There may be eight cases in this example, and the corresponding reflection coefficient Γ can be directly obtained on the Smith chart shown in Figure 6:
Γ1= 0.4 + 0.2j |
C 2 = 0.51 - 0.4j |
C 3 = 0.875 + 0.48j |
C 4 = 0.5 |
C 5 = 1 |
C 6 = -1 |
C 7 = 0 |
Γ8= 0.96 - 0.1j |
Read the real and imaginary parts of the reflection coefficient Γ directly from the XY axis
Polar Coordinates
Polar coordinates, what is it useful for?

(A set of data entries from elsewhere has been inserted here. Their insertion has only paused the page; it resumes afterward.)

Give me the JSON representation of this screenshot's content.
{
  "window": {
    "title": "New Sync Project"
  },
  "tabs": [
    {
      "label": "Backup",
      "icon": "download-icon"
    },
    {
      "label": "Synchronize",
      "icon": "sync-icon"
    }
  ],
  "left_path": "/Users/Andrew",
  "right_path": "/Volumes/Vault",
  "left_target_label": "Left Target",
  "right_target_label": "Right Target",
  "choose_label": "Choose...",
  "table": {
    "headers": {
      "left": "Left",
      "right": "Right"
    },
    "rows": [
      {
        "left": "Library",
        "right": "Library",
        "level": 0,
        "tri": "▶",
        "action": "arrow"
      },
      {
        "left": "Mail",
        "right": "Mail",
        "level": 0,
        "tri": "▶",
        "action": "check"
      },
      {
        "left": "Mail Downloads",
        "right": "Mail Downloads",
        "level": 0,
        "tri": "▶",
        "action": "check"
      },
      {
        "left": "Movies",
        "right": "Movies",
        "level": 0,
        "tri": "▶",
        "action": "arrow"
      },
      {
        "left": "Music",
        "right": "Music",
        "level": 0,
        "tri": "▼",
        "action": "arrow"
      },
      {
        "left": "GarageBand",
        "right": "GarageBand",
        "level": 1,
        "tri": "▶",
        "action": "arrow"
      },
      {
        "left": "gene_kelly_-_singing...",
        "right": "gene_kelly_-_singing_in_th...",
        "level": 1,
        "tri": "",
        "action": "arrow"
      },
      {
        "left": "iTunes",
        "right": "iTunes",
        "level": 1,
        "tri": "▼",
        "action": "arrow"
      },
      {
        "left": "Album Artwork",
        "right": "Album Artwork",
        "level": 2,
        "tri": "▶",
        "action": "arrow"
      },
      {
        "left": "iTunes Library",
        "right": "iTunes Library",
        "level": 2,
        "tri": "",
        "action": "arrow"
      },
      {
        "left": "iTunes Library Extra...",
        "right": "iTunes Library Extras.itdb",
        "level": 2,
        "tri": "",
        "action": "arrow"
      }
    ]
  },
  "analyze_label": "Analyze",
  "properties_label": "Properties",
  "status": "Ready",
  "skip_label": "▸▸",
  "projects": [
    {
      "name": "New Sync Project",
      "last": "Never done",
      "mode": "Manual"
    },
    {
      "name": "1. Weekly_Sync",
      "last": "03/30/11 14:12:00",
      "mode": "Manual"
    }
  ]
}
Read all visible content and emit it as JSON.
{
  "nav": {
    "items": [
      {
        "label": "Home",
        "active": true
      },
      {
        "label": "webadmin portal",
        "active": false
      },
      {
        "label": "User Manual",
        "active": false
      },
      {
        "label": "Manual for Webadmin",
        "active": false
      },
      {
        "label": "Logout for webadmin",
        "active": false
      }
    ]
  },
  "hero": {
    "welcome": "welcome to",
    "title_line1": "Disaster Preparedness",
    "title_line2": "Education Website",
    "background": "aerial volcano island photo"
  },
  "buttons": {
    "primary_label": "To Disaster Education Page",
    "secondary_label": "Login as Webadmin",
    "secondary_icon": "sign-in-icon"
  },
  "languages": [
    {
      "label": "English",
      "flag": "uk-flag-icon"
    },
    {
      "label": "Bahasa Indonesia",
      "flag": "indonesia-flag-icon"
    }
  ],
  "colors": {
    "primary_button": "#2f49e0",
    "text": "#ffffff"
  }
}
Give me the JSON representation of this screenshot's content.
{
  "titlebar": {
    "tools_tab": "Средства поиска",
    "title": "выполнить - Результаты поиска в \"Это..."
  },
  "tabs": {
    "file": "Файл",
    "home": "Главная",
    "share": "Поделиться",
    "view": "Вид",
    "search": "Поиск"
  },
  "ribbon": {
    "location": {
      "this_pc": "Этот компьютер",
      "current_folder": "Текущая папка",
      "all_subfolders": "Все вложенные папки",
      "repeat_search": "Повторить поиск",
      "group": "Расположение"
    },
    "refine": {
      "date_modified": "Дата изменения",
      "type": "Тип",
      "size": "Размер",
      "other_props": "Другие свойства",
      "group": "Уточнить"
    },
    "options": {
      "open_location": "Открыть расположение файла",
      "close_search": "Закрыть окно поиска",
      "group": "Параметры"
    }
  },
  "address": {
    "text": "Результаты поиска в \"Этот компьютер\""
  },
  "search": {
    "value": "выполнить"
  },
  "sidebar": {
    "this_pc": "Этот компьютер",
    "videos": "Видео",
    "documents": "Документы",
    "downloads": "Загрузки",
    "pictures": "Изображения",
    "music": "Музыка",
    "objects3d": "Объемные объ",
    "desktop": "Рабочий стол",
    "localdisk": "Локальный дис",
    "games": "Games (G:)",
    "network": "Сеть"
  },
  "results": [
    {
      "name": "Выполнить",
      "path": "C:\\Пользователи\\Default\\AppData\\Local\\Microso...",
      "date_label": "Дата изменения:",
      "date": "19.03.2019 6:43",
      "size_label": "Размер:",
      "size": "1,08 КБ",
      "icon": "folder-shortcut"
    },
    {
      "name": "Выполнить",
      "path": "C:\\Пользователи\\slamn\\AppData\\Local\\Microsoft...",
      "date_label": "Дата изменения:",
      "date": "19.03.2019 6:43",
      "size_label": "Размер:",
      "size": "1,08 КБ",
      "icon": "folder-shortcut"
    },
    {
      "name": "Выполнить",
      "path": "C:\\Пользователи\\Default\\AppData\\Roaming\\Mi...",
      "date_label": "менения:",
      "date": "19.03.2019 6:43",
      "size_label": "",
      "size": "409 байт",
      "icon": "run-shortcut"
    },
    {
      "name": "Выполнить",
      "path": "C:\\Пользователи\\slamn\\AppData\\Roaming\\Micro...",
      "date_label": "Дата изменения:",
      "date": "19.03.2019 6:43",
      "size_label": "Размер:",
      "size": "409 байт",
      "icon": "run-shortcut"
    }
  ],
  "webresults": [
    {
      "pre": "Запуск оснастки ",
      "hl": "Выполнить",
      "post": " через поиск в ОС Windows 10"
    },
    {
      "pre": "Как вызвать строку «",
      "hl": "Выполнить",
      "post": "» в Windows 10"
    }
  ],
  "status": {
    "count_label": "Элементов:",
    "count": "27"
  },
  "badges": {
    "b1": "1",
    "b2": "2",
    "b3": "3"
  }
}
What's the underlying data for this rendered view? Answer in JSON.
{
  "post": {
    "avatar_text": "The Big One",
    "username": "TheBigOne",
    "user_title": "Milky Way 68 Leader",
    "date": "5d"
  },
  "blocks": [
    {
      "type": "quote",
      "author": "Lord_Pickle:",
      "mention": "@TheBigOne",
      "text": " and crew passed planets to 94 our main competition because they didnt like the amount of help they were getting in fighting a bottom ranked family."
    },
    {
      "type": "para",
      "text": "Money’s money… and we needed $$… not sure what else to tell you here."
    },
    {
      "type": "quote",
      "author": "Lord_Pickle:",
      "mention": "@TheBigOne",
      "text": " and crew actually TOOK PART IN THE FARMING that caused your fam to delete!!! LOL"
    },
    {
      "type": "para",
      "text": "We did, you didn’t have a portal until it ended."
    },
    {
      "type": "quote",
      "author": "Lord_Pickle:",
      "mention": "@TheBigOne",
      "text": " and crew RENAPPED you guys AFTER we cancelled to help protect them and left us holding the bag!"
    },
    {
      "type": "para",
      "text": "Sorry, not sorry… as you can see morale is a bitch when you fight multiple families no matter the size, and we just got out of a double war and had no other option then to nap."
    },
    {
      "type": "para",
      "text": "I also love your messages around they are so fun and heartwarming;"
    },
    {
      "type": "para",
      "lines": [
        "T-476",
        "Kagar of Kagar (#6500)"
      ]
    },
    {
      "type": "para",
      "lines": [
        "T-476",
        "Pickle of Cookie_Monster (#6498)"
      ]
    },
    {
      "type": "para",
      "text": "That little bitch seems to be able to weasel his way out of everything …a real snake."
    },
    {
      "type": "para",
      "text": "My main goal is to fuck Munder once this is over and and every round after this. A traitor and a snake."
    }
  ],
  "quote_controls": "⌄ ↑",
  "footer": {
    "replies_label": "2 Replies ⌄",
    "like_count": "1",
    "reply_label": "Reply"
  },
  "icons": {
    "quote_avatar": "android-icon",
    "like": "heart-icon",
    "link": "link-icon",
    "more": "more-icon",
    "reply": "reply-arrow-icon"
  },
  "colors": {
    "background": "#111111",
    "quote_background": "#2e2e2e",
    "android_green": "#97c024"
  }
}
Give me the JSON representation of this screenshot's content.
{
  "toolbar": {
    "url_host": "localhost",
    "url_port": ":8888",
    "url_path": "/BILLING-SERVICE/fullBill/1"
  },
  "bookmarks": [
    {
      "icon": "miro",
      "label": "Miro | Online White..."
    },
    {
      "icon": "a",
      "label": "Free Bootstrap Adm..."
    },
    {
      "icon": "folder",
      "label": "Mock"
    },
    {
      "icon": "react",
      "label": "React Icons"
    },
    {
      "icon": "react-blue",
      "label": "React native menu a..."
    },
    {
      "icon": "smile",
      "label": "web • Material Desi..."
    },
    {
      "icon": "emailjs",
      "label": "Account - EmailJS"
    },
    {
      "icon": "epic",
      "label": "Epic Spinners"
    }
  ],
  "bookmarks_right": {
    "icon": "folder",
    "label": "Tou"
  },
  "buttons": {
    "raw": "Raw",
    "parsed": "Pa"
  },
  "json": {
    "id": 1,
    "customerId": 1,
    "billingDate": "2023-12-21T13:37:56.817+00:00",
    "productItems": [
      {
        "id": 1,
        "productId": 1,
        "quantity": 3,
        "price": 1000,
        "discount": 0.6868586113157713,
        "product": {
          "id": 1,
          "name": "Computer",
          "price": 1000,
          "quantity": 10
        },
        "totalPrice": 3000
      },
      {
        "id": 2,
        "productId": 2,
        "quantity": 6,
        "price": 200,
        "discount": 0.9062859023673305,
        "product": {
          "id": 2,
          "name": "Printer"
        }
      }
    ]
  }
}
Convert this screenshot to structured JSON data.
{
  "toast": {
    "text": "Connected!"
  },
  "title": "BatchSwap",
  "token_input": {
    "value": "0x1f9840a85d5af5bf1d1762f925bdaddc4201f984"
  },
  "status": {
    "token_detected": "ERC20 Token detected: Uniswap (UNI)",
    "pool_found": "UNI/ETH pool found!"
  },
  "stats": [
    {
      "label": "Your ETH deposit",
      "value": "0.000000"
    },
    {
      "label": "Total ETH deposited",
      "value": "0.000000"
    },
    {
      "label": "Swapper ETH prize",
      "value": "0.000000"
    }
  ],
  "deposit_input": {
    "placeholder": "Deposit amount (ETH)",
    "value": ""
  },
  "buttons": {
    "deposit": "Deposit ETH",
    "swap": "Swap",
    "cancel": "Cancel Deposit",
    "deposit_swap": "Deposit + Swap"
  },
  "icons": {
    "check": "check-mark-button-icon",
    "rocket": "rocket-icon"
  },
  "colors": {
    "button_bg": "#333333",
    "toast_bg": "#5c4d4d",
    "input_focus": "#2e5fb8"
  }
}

Very useful, and this is actually the purpose of Smith's original diagram.
2.4 Red Camp VS Green Camp
We have just noticed that in the Smith original graph, in addition to the red curve, which is the red world bent from the impedance complex plane, there are also green curves in the graph, which are bent from the admittance complex plane. The process is the same as before.
So what is the use of this green color of admittance?
For parallel circuits, it is very convenient to use admittance calculation. At the same time, in the Smith original diagram, it is also very convenient to use the green curve of admittance for query.
As shown in the figure, by connecting a capacitor in parallel, the corresponding normalized impedance and reflection coefficient can be quickly found through the green curve.
3. What are you doing?
After explaining and introducing the Smith chart for such a long paragraph, don't forget what we want to do. We actually hope that the reflection coefficient of the circuit we design is as close to 0 as possible.
However, what kind of circuit is a qualified circuit? The reflection coefficient cannot be ideally 0, so what are our requirements for the reflection coefficient?
We hope that the absolute value of the reflection coefficient is less than 1/3, that is, the reflection coefficient falls into the blue area of the Smith chart (as shown below).
What are the characteristics of this blue ball? In fact, we have clearly found it through the values of Smith's original graph. On the central axis, that is, the red line mentioned earlier, there are two positions, 25 ohms and 100 ohms. That is: Zin is between 1/2 Zo and 2 times Zo.
That is, if we hit the target in the blue area, we consider the reflection coefficient to be acceptable.